Açoriano Oriental
“Isolamento das ilhas ao longo dos séculos gerou especificidades que garantem expressões culturais únicas”

Maria José Lemos Duarte. Natural de Ponta Delgada, construiu uma carreira na área da cultura. Atualmente presidente do Teatro Micaelense, partilha memórias da infância, reflexões sobre a identidade açoriana e a sua trajetória profissional e política


“Isolamento das ilhas ao longo dos séculos gerou especificidades que garantem expressões culturais únicas”

Autor: Ana Carvalho Melo

Natural de Ponta Delgada, com uma carreira centrada na cultura, Maria José Lemos Duarte confessa que a sua motivação é “sentir o pulsar das pessoas”, enquanto lhes permite aceder às mais diversas formas de manifestação cultural.

“A cultura açoriana está profundamente marcada pela nossa condição arquipelágica.
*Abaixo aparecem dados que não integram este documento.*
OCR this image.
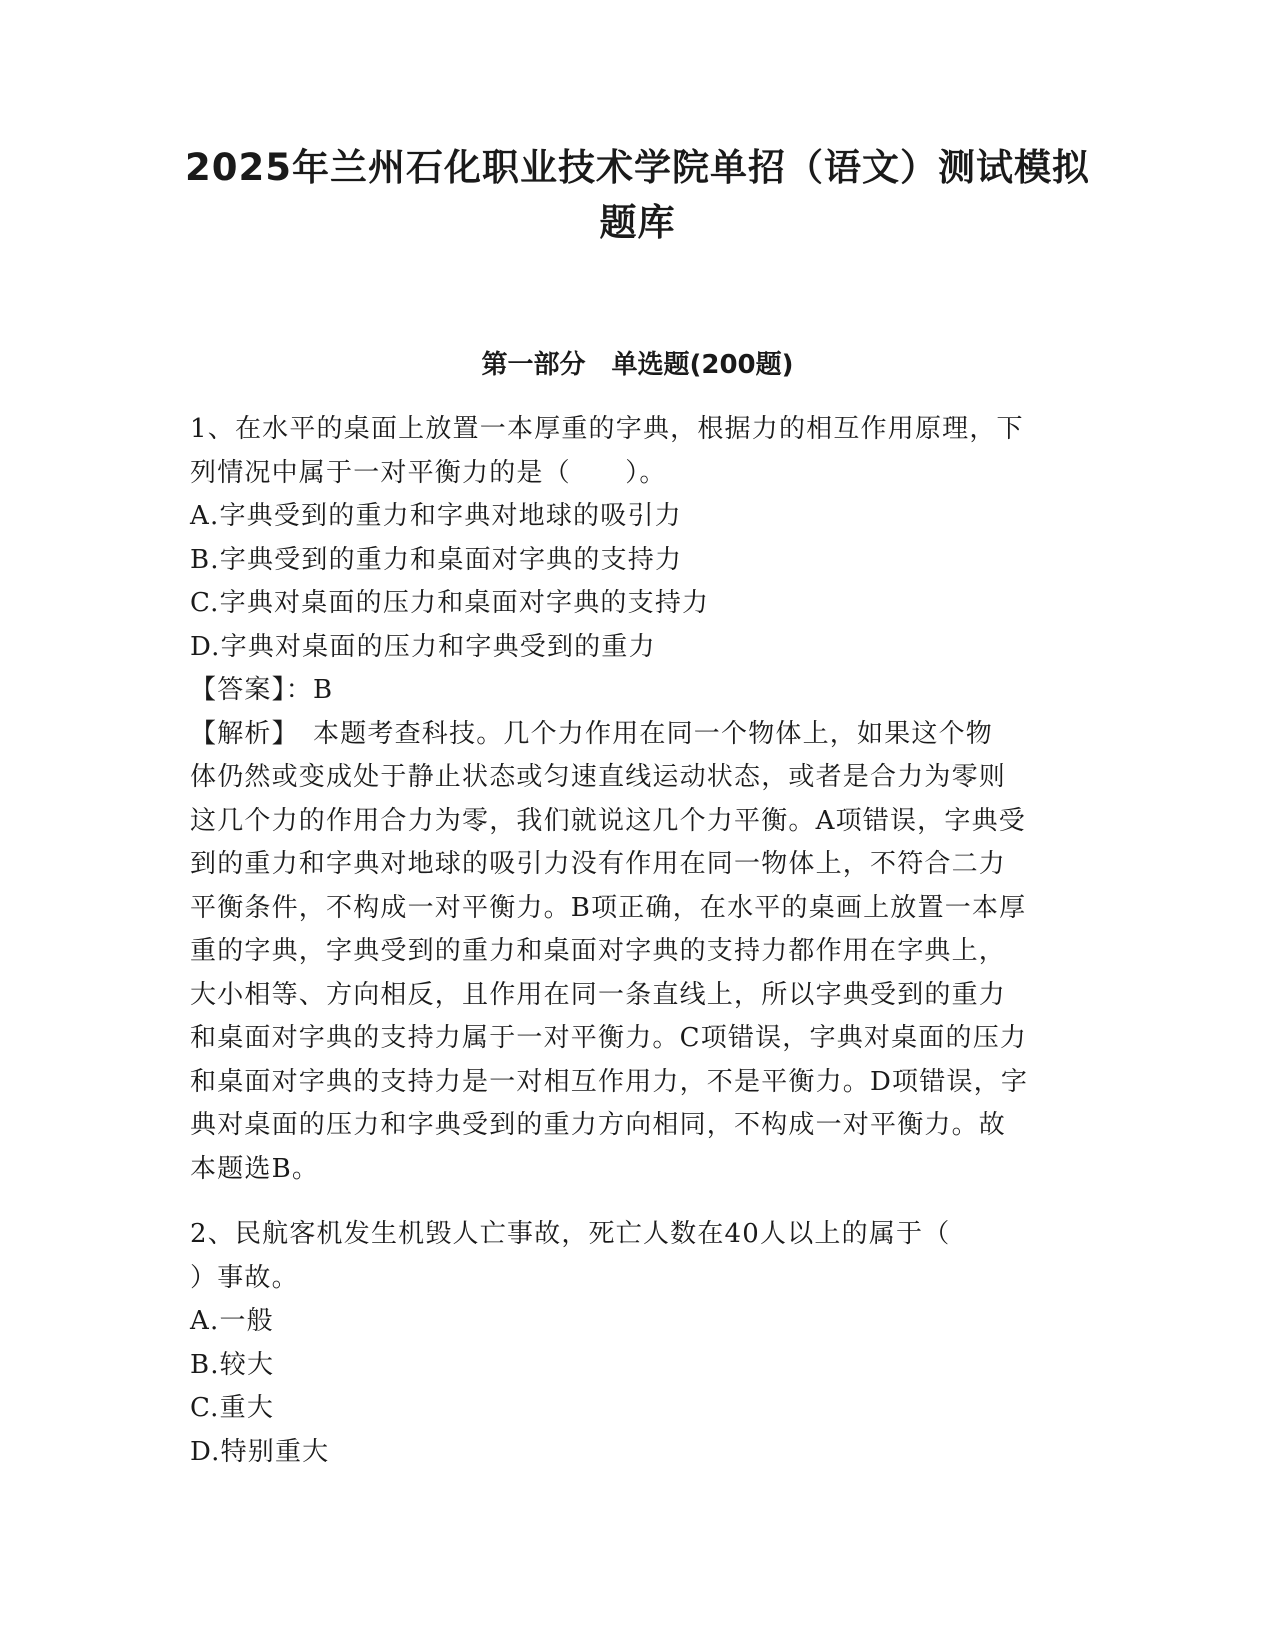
2025年兰州石化职业技术学院单招（语文）测试模拟
题库
第一部分　单选题(200题)

1、在水平的桌面上放置一本厚重的字典，根据力的相互作用原理，下

列情况中属于一对平衡力的是（　　）。

A.字典受到的重力和字典对地球的吸引力

B.字典受到的重力和桌面对字典的支持力

C.字典对桌面的压力和桌面对字典的支持力

D.字典对桌面的压力和字典受到的重力

【答案】：B

【解析】　本题考查科技。几个力作用在同一个物体上，如果这个物

体仍然或变成处于静止状态或匀速直线运动状态，或者是合力为零则

这几个力的作用合力为零，我们就说这几个力平衡。A项错误，字典受

到的重力和字典对地球的吸引力没有作用在同一物体上，不符合二力

平衡条件，不构成一对平衡力。B项正确，在水平的桌画上放置一本厚

重的字典，字典受到的重力和桌面对字典的支持力都作用在字典上，

大小相等、方向相反，且作用在同一条直线上，所以字典受到的重力

和桌面对字典的支持力属于一对平衡力。C项错误，字典对桌面的压力

和桌面对字典的支持力是一对相互作用力，不是平衡力。D项错误，字

典对桌面的压力和字典受到的重力方向相同，不构成一对平衡力。故

本题选B。

2、民航客机发生机毁人亡事故，死亡人数在40人以上的属于（

）事故。

A.一般

B.较大

C.重大

D.特别重大
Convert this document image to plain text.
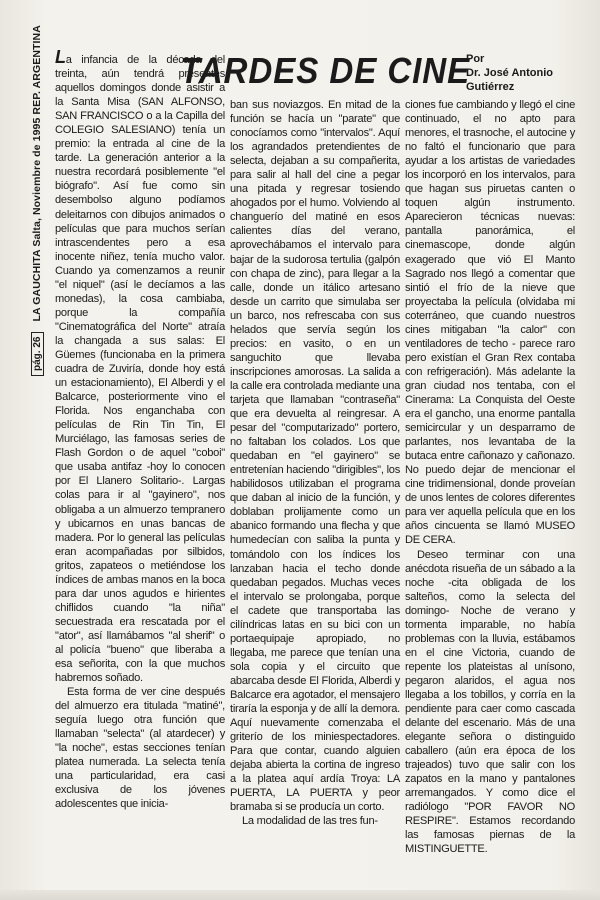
pág. 26
LA GAUCHITA Salta, Noviembre de 1995 REP. ARGENTINA	TARDES DE CINE
Por
Dr. José Antonio
Gutiérrez

La infancia de la década del treinta, aún tendrá presentes aquellos domingos donde asistir a la Santa Misa (SAN ALFONSO, SAN FRANCISCO o a la Capilla del COLEGIO SALESIANO) tenía un premio: la entrada al cine de la tarde. La generación anterior a la nuestra recordará posiblemente "el biógrafo". Así fue como sin desembolso alguno podíamos deleitarnos con dibujos animados o películas que para muchos serían intrascendentes pero a esa inocente niñez, tenía mucho valor. Cuando ya comenzamos a reunir "el niquel" (así le decíamos a las monedas), la cosa cambiaba, porque la compañía "Cinematográfica del Norte" atraía la changada a sus salas: El Güemes (funcionaba en la primera cuadra de Zuviría, donde hoy está un estacionamiento), El Alberdi y el Balcarce, posteriormente vino el Florida. Nos enganchaba con películas de Rin Tin Tin, El Murciélago, las famosas series de Flash Gordon o de aquel "coboi" que usaba antifaz -hoy lo conocen por El Llanero Solitario-. Largas colas para ir al "gayinero", nos obligaba a un almuerzo tempranero y ubicarnos en unas bancas de madera. Por lo general las películas eran acompañadas por silbidos, gritos, zapateos o metiéndose los índices de ambas manos en la boca para dar unos agudos e hirientes chiflidos cuando "la niña" secuestrada era rescatada por el "ator", así llamábamos "al sherif" o al policía "bueno" que liberaba a esa señorita, con la que muchos habremos soñado.

Esta forma de ver cine después del almuerzo era titulada "matiné", seguía luego otra función que llamaban "selecta" (al atardecer) y "la noche", estas secciones tenían platea numerada. La selecta tenía una particularidad, era casi exclusiva de los jóvenes adolescentes que inicia-

ban sus noviazgos. En mitad de la función se hacía un "parate" que conocíamos como "intervalos". Aquí los agrandados pretendientes de selecta, dejaban a su compañerita, para salir al hall del cine a pegar una pitada y regresar tosiendo ahogados por el humo. Volviendo al changuerío del matiné en esos calientes días del verano, aprovechábamos el intervalo para bajar de la sudorosa tertulia (galpón con chapa de zinc), para llegar a la calle, donde un itálico artesano desde un carrito que simulaba ser un barco, nos refrescaba con sus helados que servía según los precios: en vasito, o en un sanguchito que llevaba inscripciones amorosas. La salida a la calle era controlada mediante una tarjeta que llamaban "contraseña" que era devuelta al reingresar. A pesar del "computarizado" portero, no faltaban los colados. Los que quedaban en "el gayinero" se entretenían haciendo "dirigibles", los habilidosos utilizaban el programa que daban al inicio de la función, y doblaban prolijamente como un abanico formando una flecha y que humedecían con saliba la punta y tomándolo con los índices los lanzaban hacia el techo donde quedaban pegados. Muchas veces el intervalo se prolongaba, porque el cadete que transportaba las cilíndricas latas en su bici con un portaequipaje apropiado, no llegaba, me parece que tenían una sola copia y el circuito que abarcaba desde El Florida, Alberdi y Balcarce era agotador, el mensajero tiraría la esponja y de allí la demora. Aquí nuevamente comenzaba el griterío de los miniespectadores. Para que contar, cuando alguien dejaba abierta la cortina de ingreso a la platea aquí ardía Troya: LA PUERTA, LA PUERTA y peor bramaba si se producía un corto.

La modalidad de las tres fun-

ciones fue cambiando y llegó el cine continuado, el no apto para menores, el trasnoche, el autocine y no faltó el funcionario que para ayudar a los artistas de variedades los incorporó en los intervalos, para que hagan sus piruetas canten o toquen algún instrumento. Aparecieron técnicas nuevas: pantalla panorámica, el cinemascope, donde algún exagerado que vió El Manto Sagrado nos llegó a comentar que sintió el frío de la nieve que proyectaba la película (olvidaba mi coterráneo, que cuando nuestros cines mitigaban "la calor" con ventiladores de techo - parece raro pero existían el Gran Rex contaba con refrigeración). Más adelante la gran ciudad nos tentaba, con el Cinerama: La Conquista del Oeste era el gancho, una enorme pantalla semicircular y un desparramo de parlantes, nos levantaba de la butaca entre cañonazo y cañonazo. No puedo dejar de mencionar el cine tridimensional, donde proveían de unos lentes de colores diferentes para ver aquella película que en los años cincuenta se llamó MUSEO DE CERA.

Deseo terminar con una anécdota risueña de un sábado a la noche -cita obligada de los salteños, como la selecta del domingo- Noche de verano y tormenta imparable, no había problemas con la lluvia, estábamos en el cine Victoria, cuando de repente los plateistas al unísono, pegaron alaridos, el agua nos llegaba a los tobillos, y corría en la pendiente para caer como cascada delante del escenario. Más de una elegante señora o distinguido caballero (aún era época de los trajeados) tuvo que salir con los zapatos en la mano y pantalones arremangados. Y como dice el radiólogo "POR FAVOR NO RESPIRE". Estamos recordando las famosas piernas de la MISTINGUETTE.
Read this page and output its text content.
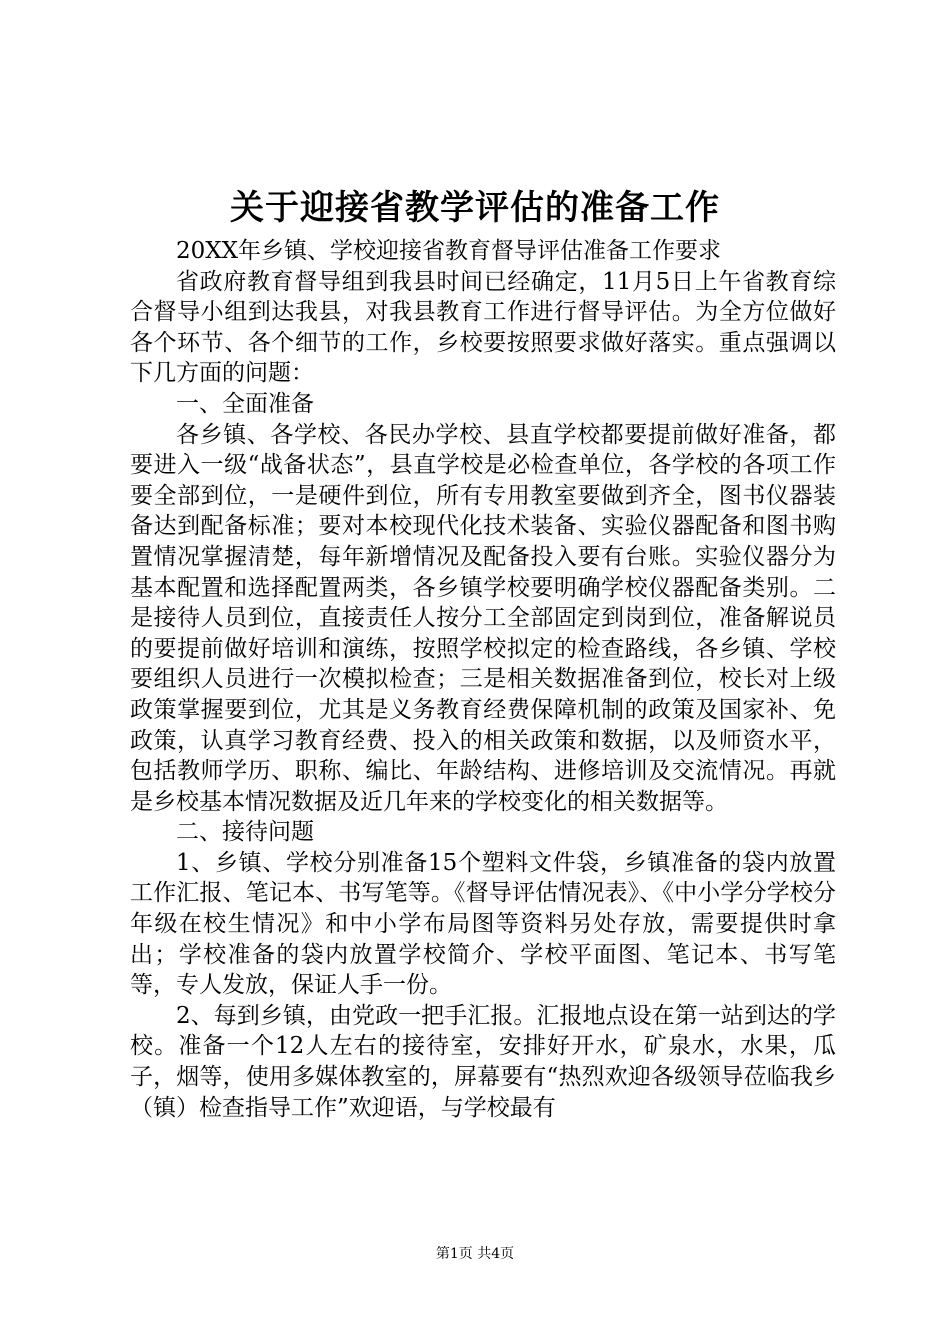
关于迎接省教学评估的准备工作

20XX年乡镇、学校迎接省教育督导评估准备工作要求

省政府教育督导组到我县时间已经确定，11月5日上午省教育综合督导小组到达我县，对我县教育工作进行督导评估。为全方位做好各个环节、各个细节的工作，乡校要按照要求做好落实。重点强调以下几方面的问题：

一、全面准备

各乡镇、各学校、各民办学校、县直学校都要提前做好准备，都要进入一级“战备状态”，县直学校是必检查单位，各学校的各项工作要全部到位，一是硬件到位，所有专用教室要做到齐全，图书仪器装备达到配备标准；要对本校现代化技术装备、实验仪器配备和图书购置情况掌握清楚，每年新增情况及配备投入要有台账。实验仪器分为基本配置和选择配置两类，各乡镇学校要明确学校仪器配备类别。二是接待人员到位，直接责任人按分工全部固定到岗到位，准备解说员的要提前做好培训和演练，按照学校拟定的检查路线，各乡镇、学校要组织人员进行一次模拟检查；三是相关数据准备到位，校长对上级政策掌握要到位，尤其是义务教育经费保障机制的政策及国家补、免政策，认真学习教育经费、投入的相关政策和数据，以及师资水平，包括教师学历、职称、编比、年龄结构、进修培训及交流情况。再就是乡校基本情况数据及近几年来的学校变化的相关数据等。

二、接待问题

1、乡镇、学校分别准备15个塑料文件袋，乡镇准备的袋内放置工作汇报、笔记本、书写笔等。《督导评估情况表》、《中小学分学校分年级在校生情况》和中小学布局图等资料另处存放，需要提供时拿出；学校准备的袋内放置学校简介、学校平面图、笔记本、书写笔等，专人发放，保证人手一份。

2、每到乡镇，由党政一把手汇报。汇报地点设在第一站到达的学校。准备一个12人左右的接待室，安排好开水，矿泉水，水果，瓜子，烟等，使用多媒体教室的，屏幕要有“热烈欢迎各级领导莅临我乡（镇）检查指导工作”欢迎语，与学校最有

第1页 共4页
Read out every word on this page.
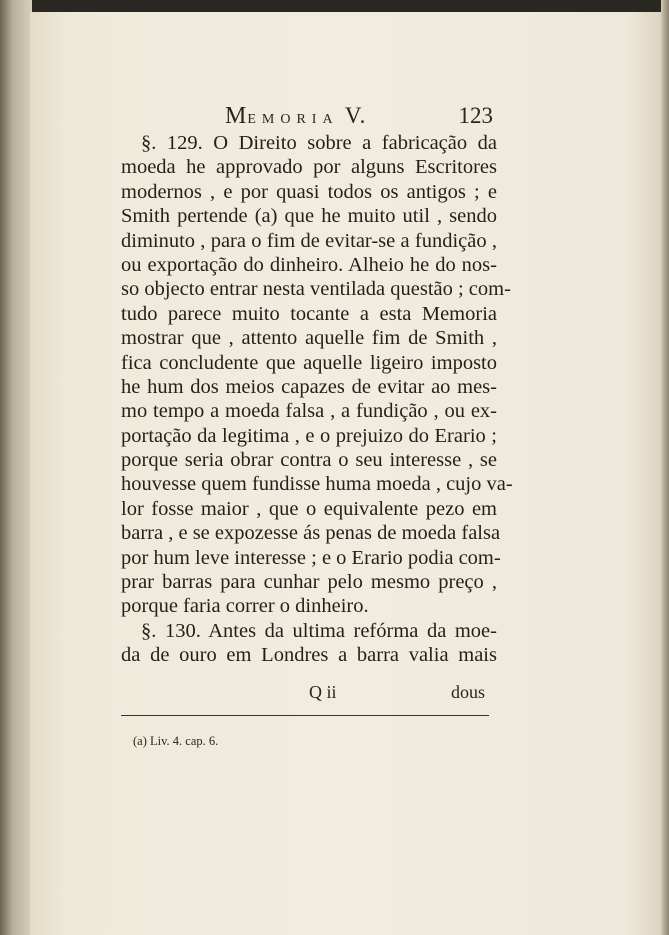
MEMORIA V.	123
§. 129. O Direito sobre a fabricação da
moeda he approvado por alguns Escritores
modernos , e por quasi todos os antigos ; e
Smith pertende (a) que he muito util , sendo
diminuto , para o fim de evitar-se a fundição ,
ou exportação do dinheiro. Alheio he do nos-
so objecto entrar nesta ventilada questão ; com-
tudo parece muito tocante a esta Memoria
mostrar que , attento aquelle fim de Smith ,
fica concludente que aquelle ligeiro imposto
he hum dos meios capazes de evitar ao mes-
mo tempo a moeda falsa , a fundição , ou ex-
portação da legitima , e o prejuizo do Erario ;
porque seria obrar contra o seu interesse , se
houvesse quem fundisse huma moeda , cujo va-
lor fosse maior , que o equivalente pezo em
barra , e se expozesse ás penas de moeda falsa
por hum leve interesse ; e o Erario podia com-
prar barras para cunhar pelo mesmo preço ,
porque faria correr o dinheiro.
§. 130. Antes da ultima refórma da moe-
da de ouro em Londres a barra valia mais
Q ii	dous
(a) Liv. 4. cap. 6.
Vivemos em ilhas no meio do Atlântico, entre dois continentes, e esta situação determina a nossa identidade cultural e a nossa açorianidade. O isolamento a que as ilhas foram votadas ao longo de séculos conferiu-nos especificidades que nos diferenciam umas das outras, o que é positivo, porque nos garante expressões culturais únicas”, afirma a atual presidente do conselho de administração do Teatro Micaelense.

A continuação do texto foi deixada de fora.